Barry Saunders

When one police officer is killed, it affects them all

Retired Raleigh police officer Dennis Lane.
Retired Raleigh police officer Dennis Lane. COURTESY OF DENNIS LANE

Every day when Dennis Lane got into his car, before he cranked up to go to work, he had one thought.

No, Lane immediately corrected himself: he had two.

“First, I wanted to get back home at the end of the day to my wife and and my three sons,” he said. “Second, I wanted to do the best that I could do to keep people like yourself safe.”

’Preciate that, homes.

Lane was a cop in Raleigh for 30 years, retiring in December 2005 as a major. I called him Tuesday, the day after New York police officer Brian Moore died from being shot by an oft-arrested criminal. Moore’s death, while not unnoticed, received nowhere near the attention or response that recent police-involved fatal incidents received.

“It’s a shame,” Lane said. “I can only speak for myself, but it makes me angry to see the outrage when an officer makes a mistake – and every profession makes mistakes: police officers, lawyers, plumbers, reporters, CPAs, electricians. ... But a police officer has to make a life-or-death decision. ... It makes me angry when you see the outrage when an officer kills somebody, but yet very little is said about this poor young New York officer who was shot and killed out on the street.”

Eight Raleigh police officers have been killed in the line of duty. Lane said he knew four of them. “I taught three of them in the police academy,” he said.

Even when he didn’t know the slain officers, even when they may have been in some far-away department, Lane feels it, he said.

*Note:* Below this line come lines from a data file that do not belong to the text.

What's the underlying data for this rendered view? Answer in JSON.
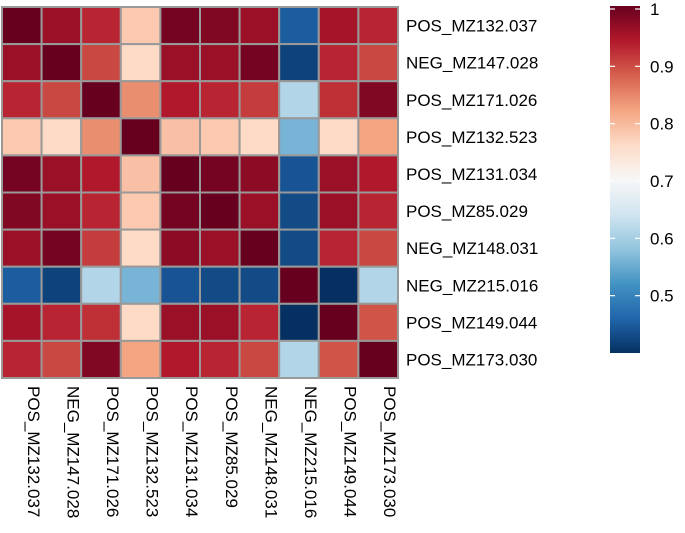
{
  "chart_data": {
    "type": "heatmap",
    "title": "",
    "xlabel": "",
    "ylabel": "",
    "rows": [
      "POS_MZ132.037",
      "NEG_MZ147.028",
      "POS_MZ171.026",
      "POS_MZ132.523",
      "POS_MZ131.034",
      "POS_MZ85.029",
      "NEG_MZ148.031",
      "NEG_MZ215.016",
      "POS_MZ149.044",
      "POS_MZ173.030"
    ],
    "columns": [
      "POS_MZ132.037",
      "NEG_MZ147.028",
      "POS_MZ171.026",
      "POS_MZ132.523",
      "POS_MZ131.034",
      "POS_MZ85.029",
      "NEG_MZ148.031",
      "NEG_MZ215.016",
      "POS_MZ149.044",
      "POS_MZ173.030"
    ],
    "values": [
      [
        1.0,
        0.96,
        0.93,
        0.78,
        0.99,
        0.98,
        0.96,
        0.45,
        0.95,
        0.93
      ],
      [
        0.96,
        1.0,
        0.9,
        0.76,
        0.96,
        0.96,
        0.99,
        0.42,
        0.93,
        0.9
      ],
      [
        0.93,
        0.9,
        1.0,
        0.84,
        0.94,
        0.93,
        0.91,
        0.61,
        0.92,
        0.98
      ],
      [
        0.78,
        0.76,
        0.84,
        1.0,
        0.79,
        0.78,
        0.76,
        0.56,
        0.76,
        0.82
      ],
      [
        0.99,
        0.96,
        0.94,
        0.79,
        1.0,
        0.99,
        0.97,
        0.44,
        0.96,
        0.94
      ],
      [
        0.98,
        0.96,
        0.93,
        0.78,
        0.99,
        1.0,
        0.96,
        0.43,
        0.96,
        0.93
      ],
      [
        0.96,
        0.99,
        0.91,
        0.76,
        0.97,
        0.96,
        1.0,
        0.43,
        0.93,
        0.9
      ],
      [
        0.45,
        0.42,
        0.61,
        0.56,
        0.44,
        0.43,
        0.43,
        1.0,
        0.4,
        0.61
      ],
      [
        0.95,
        0.93,
        0.92,
        0.76,
        0.96,
        0.96,
        0.93,
        0.4,
        1.0,
        0.89
      ],
      [
        0.93,
        0.9,
        0.98,
        0.82,
        0.94,
        0.93,
        0.9,
        0.61,
        0.89,
        1.0
      ]
    ],
    "color_scale": {
      "min": 0.4,
      "max": 1.0,
      "stops": [
        "#053061",
        "#2166ac",
        "#4393c3",
        "#92c5de",
        "#d1e5f0",
        "#f7f7f7",
        "#fddbc7",
        "#f4a582",
        "#d6604d",
        "#b2182b",
        "#67001f"
      ],
      "ticks": [
        1,
        0.9,
        0.8,
        0.7,
        0.6,
        0.5
      ],
      "tick_labels": [
        "1",
        "0.9",
        "0.8",
        "0.7",
        "0.6",
        "0.5"
      ]
    },
    "grid": true,
    "grid_color": "#999999",
    "legend_position": "right"
  }
}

So does every other officer on every other department.

“The mood is somber, the mood is sadness” when a cop is slain, he said. “Then it turns to respect and honor. ... We all understand what each of us goes through and faces each day. ... You don’t know whether you’re going to make it to your daughter’s dance recital, whether you’re going to come back home so you can go to your son’s basketball game.”

To help that daughter or son whose law-enforcement parent doesn’t make it back home, Lane and hundreds of other officers are biking, even as you read this, to Washington to raise money.

Helping the children

Lane was among the founders of the Raleigh Police Memorial Foundation in 2009, and he and 24 other cops and former cops – Team Raleigh – climbed onto their bicycles Wednesday for a six-day ride to the national memorial honoring fallen officers. They are going through Chesapeake, Va., where they’ll hook up with hundreds of other biking cops for the trek to D.C. Their goal, he said, “is to provide money to COPS – Concerns of Police Survivors.”

COPS sends children of fallen cops to a summer camp where they can meet with professional counselors “who help them cope with life and grief, with the sudden loss of a parent,” to cope with the unalterable reality that mom or dad will never again make it to their dance recitals and basketball games.

“And of course, there are fun and games” at the camp, Lane said. He said many of the children who attend the camp return as counselors to help other children who suffered the same loss as they.

Wonderful it would be if that organization could be mothballed, rendered obsolete because no more officers were killed in the line of duty.

That’s not likely any time soon, though, so if you want to contribute to the Raleigh Police Memorial Foundation, visit its website – – to find out how.

“For most of the guys who stay in (law enforcement) – and the ladies – it’s a calling, to serve and protect. And they’re doing it for very little pay,” Lane said.

‘A low percentage’

Was being a cop, I asked, a “calling” for him?

“Absolutely. It’ll sound corny,” Lane said, not sounding corny at all, “but I knew from the time I was about 10 that that’s what I wanted to do. I met a police officer through the school safety patrol and we stayed in contact as I grew older. He encouraged me to apply when I turned 21 and that’s how it all got started.

“It’s a shame and tragedy when anybody loses his life, but if you look at all of the police encounters with citizens across this country every day – there are literally tens of thousands. When you compare that to the number of incidents that turn tragic, it’s really a low percentage.”

Preach, brother. I’m a witness, because between the ages of 13 and 17, I suspect that I rode in police cars more often than anyone who didn’t carry a badge. There’ve been scores of encounters with police since then, Some were deserved, some were bogus – at least in my impartial, unbiased opinion. Ninety-five percent of the time the officer treated me with respect – as I did him. The officer did what he had to do and bade me adieu.

The other five percent of the time?

I still treated them with respect – ’tain’t no upside to sassing a cop. I’ve never backtalked a cop, but I’m mighty glad those officers couldn’t read my mind.

Near the end of our conversation, Lane said of Officer Moore, “It makes you wonder if because of all of the negative publicity he hesitated” when confronting the armed felon charged with ending his life. “If he did, it cost him his life.”

Regardless of how it happened, a New York columnist expressed well the aftermath of Officer Moore’s death. When a cop dies, he wrote, people don’t burn a city: they light a candle.